Não nos enganarão – Parte 1

No diagrama abaixo vemos com detalhe um aerofólio mostrando uma configuração para alta e outra para baixa resistência ao avanço. Caberia aos engenheiros fazer os ajustes necessários e buscar o melhor equilíbrio entre a configuração de alta resistência, que seria a apropriada para as curvas de baixa velocidade, pois nelas é onde mais força descendente ( Downforce ) se necessita, e a configuração de baixa resistência, a ser ajustada para as retas, pois nelas a força descendente é menos necessária.

Para esta “metamorfose” do aerofólio, entra em ação a necessária flexibilidade para ajustar este de maneira autônoma às condições de cada momento. Aqui é preciso lembrar que os carros têm os seus aerofólios ajustados para trabalhar em ar limpo, mas o carro perseguidor enfrenta as turbulências e baixa pressão gerada pelo carro da frente, portanto encontra menor resistência ao avanço, o que reduz muito a força descendente gerada pelos seus aerofólios e termina por impossibilitar a ultrapassagem, ao tornar o carro instável.
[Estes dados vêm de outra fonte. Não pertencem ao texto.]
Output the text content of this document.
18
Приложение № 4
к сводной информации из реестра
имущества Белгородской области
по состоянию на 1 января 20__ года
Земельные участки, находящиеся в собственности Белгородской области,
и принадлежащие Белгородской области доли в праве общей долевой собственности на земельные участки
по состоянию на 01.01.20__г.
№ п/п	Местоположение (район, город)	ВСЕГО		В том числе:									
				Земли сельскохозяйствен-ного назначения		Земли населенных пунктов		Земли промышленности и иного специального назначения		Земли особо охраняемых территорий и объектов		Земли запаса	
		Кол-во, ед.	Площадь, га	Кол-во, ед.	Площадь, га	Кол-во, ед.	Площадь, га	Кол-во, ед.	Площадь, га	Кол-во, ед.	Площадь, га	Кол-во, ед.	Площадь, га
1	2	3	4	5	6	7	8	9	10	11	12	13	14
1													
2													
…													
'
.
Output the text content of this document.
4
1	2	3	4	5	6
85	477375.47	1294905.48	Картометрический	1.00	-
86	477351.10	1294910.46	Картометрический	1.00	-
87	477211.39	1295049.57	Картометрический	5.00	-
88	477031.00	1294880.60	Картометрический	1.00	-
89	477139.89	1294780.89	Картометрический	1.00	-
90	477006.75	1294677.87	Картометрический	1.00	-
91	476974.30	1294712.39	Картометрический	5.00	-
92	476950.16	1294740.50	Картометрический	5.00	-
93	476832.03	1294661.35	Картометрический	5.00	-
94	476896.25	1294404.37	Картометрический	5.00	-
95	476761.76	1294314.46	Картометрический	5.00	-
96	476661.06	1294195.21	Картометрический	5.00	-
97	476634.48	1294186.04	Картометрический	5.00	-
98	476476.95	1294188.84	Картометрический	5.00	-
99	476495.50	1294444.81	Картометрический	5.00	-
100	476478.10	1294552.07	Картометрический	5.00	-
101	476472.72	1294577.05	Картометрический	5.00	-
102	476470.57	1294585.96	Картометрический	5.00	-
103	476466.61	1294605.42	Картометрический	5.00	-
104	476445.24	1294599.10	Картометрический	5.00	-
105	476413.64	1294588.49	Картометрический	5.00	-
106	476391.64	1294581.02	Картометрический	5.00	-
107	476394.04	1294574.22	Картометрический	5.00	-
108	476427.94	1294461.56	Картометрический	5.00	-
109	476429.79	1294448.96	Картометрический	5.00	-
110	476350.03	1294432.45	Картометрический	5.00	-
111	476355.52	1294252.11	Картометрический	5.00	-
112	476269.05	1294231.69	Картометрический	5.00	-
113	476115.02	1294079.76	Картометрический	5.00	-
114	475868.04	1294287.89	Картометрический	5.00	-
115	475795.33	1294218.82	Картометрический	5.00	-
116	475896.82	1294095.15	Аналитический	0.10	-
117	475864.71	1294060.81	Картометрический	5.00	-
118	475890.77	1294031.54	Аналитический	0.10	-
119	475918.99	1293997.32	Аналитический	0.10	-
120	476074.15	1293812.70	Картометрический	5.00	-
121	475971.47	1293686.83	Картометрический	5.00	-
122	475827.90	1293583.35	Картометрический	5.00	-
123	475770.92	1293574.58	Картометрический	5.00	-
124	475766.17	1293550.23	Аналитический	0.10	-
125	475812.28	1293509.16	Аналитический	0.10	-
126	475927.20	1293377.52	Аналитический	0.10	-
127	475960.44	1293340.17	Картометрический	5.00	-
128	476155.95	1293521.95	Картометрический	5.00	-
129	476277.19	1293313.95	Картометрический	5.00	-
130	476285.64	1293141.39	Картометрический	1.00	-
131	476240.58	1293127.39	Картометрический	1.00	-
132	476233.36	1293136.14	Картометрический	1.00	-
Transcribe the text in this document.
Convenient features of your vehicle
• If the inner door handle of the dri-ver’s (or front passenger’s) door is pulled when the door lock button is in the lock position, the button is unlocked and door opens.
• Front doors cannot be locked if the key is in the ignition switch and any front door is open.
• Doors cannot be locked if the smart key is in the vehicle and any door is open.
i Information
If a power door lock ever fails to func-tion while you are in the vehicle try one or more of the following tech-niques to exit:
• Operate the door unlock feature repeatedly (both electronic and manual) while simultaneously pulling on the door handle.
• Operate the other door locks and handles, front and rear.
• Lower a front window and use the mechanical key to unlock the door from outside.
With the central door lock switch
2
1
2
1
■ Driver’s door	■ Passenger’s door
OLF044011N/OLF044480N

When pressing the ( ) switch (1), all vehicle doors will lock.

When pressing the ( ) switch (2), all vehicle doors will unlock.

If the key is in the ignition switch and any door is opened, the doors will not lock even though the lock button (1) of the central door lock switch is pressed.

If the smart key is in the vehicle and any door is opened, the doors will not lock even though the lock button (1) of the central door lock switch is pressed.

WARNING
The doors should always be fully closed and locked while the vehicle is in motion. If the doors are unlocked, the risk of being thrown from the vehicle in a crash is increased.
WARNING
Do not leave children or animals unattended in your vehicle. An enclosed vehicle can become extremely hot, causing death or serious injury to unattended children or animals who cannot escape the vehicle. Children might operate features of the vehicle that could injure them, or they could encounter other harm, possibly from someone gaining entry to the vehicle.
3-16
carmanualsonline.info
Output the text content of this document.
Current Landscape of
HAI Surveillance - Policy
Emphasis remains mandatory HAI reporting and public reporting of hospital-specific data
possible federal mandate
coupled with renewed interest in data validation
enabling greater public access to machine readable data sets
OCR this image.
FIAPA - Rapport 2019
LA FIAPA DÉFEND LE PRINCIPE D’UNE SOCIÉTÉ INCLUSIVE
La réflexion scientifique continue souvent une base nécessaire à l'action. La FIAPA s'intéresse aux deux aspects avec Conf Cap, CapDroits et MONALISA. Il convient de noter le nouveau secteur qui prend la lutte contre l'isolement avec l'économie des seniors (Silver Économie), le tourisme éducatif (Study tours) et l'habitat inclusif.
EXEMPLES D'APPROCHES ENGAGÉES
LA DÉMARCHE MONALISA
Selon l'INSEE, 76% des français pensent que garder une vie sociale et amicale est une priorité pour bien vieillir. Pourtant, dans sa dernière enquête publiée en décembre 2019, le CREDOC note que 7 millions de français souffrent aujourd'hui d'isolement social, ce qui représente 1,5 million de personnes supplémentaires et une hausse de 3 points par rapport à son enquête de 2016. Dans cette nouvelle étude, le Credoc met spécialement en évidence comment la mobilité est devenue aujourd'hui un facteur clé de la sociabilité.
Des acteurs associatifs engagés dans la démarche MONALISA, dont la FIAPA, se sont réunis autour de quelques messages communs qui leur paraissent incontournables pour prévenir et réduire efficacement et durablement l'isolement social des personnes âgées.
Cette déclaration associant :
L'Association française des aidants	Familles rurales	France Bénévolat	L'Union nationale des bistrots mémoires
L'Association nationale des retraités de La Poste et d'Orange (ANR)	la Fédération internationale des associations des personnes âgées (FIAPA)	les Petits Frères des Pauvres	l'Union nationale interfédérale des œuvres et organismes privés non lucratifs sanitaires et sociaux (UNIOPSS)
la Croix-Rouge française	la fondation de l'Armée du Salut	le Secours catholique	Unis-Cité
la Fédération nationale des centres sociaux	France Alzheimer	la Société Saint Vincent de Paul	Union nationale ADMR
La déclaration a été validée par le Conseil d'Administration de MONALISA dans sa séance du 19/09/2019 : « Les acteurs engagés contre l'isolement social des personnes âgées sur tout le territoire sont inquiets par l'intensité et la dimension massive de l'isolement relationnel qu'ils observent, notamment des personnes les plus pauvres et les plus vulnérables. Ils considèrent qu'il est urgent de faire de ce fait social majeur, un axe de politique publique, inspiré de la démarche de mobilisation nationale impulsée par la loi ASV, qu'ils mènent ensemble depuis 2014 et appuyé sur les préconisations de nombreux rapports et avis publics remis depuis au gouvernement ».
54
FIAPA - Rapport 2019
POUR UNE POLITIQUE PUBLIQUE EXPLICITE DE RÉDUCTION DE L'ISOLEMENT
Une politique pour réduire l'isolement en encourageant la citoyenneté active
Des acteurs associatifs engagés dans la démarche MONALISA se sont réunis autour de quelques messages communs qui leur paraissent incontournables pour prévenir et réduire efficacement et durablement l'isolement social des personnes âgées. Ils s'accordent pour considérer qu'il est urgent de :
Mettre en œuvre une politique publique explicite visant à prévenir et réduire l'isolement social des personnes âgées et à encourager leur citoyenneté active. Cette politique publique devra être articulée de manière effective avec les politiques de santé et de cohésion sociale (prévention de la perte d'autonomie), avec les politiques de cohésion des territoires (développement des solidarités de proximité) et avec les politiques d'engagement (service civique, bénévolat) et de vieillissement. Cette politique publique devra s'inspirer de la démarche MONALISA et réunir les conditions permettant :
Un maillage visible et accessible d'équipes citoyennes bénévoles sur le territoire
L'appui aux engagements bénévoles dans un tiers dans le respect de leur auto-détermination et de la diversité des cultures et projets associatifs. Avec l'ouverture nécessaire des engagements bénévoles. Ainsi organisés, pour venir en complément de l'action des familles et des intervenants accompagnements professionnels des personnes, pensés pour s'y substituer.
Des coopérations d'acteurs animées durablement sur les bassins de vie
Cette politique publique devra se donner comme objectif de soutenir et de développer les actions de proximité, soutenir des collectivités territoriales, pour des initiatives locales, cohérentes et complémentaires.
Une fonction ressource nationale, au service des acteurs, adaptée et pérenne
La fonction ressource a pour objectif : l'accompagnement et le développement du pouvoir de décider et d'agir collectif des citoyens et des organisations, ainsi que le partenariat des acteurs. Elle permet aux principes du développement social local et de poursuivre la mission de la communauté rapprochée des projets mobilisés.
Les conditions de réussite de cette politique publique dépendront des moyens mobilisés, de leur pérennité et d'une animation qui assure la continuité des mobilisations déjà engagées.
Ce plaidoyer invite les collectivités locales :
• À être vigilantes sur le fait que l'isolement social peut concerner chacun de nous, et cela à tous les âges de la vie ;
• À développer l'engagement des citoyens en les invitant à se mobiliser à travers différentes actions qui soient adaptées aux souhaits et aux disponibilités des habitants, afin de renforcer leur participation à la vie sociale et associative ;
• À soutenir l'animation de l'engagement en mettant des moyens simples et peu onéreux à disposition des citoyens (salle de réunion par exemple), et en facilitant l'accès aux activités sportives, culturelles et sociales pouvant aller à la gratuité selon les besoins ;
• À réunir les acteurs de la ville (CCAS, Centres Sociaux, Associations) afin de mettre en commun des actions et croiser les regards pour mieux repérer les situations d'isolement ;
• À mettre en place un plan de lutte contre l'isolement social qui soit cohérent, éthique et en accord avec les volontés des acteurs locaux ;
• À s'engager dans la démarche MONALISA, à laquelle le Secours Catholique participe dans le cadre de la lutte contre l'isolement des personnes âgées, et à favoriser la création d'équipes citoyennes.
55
Assim mesmo, o contacto dos pneus com a pista resulta menos intenso, comprometendo a aderência e a tração, bem como provocando o desgaste prematuro dos pneus.

No caso dos aerofólios flexíveis, o carro da frente teria sempre os seus aerofólios ajustados de acordo com a pressão do ar limpo que recebia à velocidade a que circulava: pressão máxima nas curvas e pressão mínima nas retas ( vide imagem do RB-16 acima ).

Por sua vez, o carro perseguidor, cujos aerofólios também estariam ajustados em conformidade, adaptar-se-ia à nova situação assim que entrasse na zona de turbulência do carro da frente, aumentando a força descendente ao ser sujeito a uma pressão menor, igualando assim o desempenho dos carros.

Seria algo como o saudoso “vácuo” de antigamente que gerava um efeito de arrasto.

Desta forma, na zona de frenagem da entrada duma curva e com a conseguinte redução de velocidade e pressão, o aerofólio do carro da frente modificaria a sua forma para aumentar a força descendente necessária para traçar a curva o mais rapidamente possível, enquanto que o aerofólio do carro perseguidor também modificaria a sua forma ao fim da ultrapassagem, mas a partir de uma posição mais próxima da ideal nesse ponto, uma vez que a diferença de pressão entre a experimentada na reta e na curva seria menor do que a experimentada pelo carro da frente, que partia de uma pressão mais elevada.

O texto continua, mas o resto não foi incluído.